Buy-to-let mortgage borrowing outstripped first-time buyers for the first quarter since the crisis, according to new figures from the Bank of England.
New buy-to-let mortgages were 21.1 per cent of all lending in the first quarter, while first-time buying was 16.9 per cent.
Remortgages were 25.3 per cent of all lending, other mortgages made up 34.2 per cent and further advances were 2.6 per cent.
Buy-to-let borrowers took out £13.5bn in the period, while first-time buyers borrowed £10.8bn.
The first quarter of 2015 saw landlords borrow £7.7bn, while first-time buyers took £8.6bn.
The rush of buy-to-let mortgages in the first quarter is the result of trying to beat the March deadline for a stamp duty rise.
Hampshire Trust Bank commercial mortgages managing director Colin Bell says: “We believe buy-to-let lending volumes will continue to increase in 2016 and the reason for this is twofold.
“Firstly, it is becoming more difficult for people to buy their own homes because of rising house prices.
“At the same time, there is a changing attitude among 20 to 30 year olds, who are becoming a populous of rent not buy, including movies, cars, clothing as well as property.
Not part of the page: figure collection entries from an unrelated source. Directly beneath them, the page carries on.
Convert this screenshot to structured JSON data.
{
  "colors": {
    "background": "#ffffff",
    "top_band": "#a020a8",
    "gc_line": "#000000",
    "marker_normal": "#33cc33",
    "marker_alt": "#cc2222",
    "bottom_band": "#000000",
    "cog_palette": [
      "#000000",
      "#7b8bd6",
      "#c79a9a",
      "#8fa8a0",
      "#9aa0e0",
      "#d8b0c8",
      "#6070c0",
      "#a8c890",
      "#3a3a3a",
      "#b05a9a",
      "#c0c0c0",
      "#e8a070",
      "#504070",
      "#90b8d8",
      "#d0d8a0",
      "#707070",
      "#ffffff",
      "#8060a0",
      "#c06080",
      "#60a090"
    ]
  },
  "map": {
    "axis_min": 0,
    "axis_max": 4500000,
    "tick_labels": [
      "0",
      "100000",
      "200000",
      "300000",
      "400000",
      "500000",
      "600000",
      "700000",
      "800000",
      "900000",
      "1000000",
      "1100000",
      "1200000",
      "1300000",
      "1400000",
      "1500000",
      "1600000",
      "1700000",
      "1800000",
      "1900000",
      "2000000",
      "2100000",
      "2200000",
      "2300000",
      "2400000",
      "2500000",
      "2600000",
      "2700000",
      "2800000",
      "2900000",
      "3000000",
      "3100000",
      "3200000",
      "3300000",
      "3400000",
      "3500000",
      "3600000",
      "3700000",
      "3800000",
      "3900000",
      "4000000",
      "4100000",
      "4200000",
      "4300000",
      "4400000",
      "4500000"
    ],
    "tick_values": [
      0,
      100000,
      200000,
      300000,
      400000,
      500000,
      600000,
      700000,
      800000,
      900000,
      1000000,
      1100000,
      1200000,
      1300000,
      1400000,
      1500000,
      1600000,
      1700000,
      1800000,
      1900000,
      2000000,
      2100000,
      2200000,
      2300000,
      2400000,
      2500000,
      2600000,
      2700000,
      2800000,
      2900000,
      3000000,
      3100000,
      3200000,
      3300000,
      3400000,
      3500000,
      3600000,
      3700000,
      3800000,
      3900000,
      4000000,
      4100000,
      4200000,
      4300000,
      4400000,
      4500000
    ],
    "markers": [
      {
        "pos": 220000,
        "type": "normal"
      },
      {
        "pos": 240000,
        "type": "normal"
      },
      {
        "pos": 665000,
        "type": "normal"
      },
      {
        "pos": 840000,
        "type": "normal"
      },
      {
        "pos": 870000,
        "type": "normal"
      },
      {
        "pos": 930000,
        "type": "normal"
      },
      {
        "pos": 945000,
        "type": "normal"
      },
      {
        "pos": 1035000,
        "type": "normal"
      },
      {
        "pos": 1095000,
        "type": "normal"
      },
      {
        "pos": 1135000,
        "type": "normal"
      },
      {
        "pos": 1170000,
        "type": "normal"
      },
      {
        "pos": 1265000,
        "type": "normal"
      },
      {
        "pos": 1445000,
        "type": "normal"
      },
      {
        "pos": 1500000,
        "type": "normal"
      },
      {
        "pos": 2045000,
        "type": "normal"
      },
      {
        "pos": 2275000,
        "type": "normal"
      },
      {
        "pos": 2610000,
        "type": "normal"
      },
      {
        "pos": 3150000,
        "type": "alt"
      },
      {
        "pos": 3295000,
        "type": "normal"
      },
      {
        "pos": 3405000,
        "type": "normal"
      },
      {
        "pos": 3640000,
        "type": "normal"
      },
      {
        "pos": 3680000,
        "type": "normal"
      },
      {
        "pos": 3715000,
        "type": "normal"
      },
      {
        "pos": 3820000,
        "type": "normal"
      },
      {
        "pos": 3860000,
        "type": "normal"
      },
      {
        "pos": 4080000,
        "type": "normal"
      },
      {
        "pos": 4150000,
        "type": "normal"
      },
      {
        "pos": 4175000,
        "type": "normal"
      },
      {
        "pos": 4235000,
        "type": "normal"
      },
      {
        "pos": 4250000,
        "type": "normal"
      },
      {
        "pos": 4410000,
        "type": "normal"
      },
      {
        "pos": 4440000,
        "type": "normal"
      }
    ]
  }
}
Therefore buy-to-let landlords will become an increasingly important part of the housing market.”
SPF Private Clients chief executive Mark Harris says: “Buy-to-let lending increased substantially as one might expect in the first quarter. However, we expect these numbers to be more subdued in the second quarter as investors brought forward buying decisions from later in the year.”